Yesterday, Senator Kay Bailey Hutchison's (R-TX) gubernatorial campaign website was discovered to be filled with a variety of hidden "metatags" intended to draw internet users from search engines, one of which referenced the current Texas governor: "Rick Perry gay".
Naturally, the camp of the homophobic governor was outraged: "Perry spokesman Mark Miner said he hadn't seen the site. Speaking before Sadosky said the hidden phrases would be removed,
Miner said: 'If they're behind this, it's outrageous. They should pull
it down immediately. It shows the depths they will seek for their own
political gain.'”
Here is the list of hidden metatags.
Hutchison's aides said they would remove the "gay" tags immediately, but not before labeling them "offensive".
Said Hutchison spokesman Jeff Sadosky: "We did not know these offensive word associations were being searched
for by hundreds of thousands of Texans everyday nor do we condone the
computer-generated existence on our Web site."

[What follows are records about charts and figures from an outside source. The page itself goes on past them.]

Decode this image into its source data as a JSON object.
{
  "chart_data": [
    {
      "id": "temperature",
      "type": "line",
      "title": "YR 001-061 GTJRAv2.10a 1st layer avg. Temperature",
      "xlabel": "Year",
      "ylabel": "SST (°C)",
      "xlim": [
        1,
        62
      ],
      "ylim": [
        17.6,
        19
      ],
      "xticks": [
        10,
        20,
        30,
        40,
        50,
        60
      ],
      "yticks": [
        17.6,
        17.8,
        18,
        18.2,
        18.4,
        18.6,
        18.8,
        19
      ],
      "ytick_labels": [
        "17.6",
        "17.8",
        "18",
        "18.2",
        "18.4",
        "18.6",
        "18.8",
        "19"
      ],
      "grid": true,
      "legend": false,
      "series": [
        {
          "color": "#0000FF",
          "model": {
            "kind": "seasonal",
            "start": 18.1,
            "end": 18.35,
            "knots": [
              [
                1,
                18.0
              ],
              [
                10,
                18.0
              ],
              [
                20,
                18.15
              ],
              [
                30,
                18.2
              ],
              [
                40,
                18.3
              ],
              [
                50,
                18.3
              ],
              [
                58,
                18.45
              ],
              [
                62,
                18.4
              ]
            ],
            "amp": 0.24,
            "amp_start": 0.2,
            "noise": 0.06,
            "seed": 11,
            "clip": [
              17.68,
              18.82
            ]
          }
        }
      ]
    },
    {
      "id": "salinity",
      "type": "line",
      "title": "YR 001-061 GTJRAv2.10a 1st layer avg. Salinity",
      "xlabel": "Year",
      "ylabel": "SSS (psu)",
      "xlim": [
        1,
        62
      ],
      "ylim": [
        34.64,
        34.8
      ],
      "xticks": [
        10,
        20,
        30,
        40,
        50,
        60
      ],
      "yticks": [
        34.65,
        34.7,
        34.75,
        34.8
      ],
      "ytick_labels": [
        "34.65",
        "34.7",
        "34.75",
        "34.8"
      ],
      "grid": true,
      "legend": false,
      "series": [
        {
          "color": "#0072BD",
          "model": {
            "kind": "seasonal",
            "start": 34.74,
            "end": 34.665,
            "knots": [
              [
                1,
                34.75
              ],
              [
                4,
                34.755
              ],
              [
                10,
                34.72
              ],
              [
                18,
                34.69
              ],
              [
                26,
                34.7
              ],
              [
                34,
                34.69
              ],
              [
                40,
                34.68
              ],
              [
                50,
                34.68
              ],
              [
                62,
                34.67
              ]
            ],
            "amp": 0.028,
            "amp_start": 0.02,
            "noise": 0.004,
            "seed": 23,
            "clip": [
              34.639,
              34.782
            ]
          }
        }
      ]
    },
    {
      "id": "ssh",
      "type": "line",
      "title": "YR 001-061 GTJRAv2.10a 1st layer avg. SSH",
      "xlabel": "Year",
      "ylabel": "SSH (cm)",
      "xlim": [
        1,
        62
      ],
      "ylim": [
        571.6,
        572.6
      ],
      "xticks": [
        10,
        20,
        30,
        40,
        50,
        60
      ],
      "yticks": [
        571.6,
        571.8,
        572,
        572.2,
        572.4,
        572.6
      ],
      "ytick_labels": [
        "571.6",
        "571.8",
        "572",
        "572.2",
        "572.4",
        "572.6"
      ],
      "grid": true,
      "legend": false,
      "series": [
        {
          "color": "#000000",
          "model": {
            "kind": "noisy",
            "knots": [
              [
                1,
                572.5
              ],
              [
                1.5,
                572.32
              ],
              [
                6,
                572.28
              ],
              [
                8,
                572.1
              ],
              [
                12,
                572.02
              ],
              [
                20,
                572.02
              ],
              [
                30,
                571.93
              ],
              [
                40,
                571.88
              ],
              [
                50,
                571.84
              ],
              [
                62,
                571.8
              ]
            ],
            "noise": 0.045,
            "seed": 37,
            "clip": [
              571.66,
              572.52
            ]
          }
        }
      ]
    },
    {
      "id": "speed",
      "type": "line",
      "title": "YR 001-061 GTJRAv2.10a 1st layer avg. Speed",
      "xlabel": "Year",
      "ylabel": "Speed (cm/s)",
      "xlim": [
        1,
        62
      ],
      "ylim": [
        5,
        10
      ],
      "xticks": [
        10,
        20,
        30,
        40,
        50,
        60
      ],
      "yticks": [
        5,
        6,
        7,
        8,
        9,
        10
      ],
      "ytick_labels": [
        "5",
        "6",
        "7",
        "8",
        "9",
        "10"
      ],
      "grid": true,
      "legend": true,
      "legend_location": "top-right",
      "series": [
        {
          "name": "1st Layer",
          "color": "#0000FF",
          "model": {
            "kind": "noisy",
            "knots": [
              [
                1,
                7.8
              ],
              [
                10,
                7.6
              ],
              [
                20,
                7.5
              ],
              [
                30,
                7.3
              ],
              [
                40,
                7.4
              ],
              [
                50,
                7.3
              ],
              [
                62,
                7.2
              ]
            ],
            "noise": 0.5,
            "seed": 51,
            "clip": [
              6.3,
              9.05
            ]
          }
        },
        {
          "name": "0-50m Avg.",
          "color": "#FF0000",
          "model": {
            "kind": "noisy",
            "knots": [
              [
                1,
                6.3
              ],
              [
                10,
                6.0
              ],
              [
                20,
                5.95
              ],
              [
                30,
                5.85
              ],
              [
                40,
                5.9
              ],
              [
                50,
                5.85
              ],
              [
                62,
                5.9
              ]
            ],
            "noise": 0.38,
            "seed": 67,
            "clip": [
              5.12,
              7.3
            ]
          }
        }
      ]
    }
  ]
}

Think Progress writes: "Hutchison did not clarify what exactly she finds 'offensive' about the
phrase 'rick perry gay.' Is she offended by the very notion that her
state could be governed by a gay man, or does she simply find the word 'gay' itself to be offensive? In either event, her initial mistake was
nothing more than an innocent attempt to monitor search engines. Why
she felt the need to respond with anti-gay rhetoric is anyone's guess."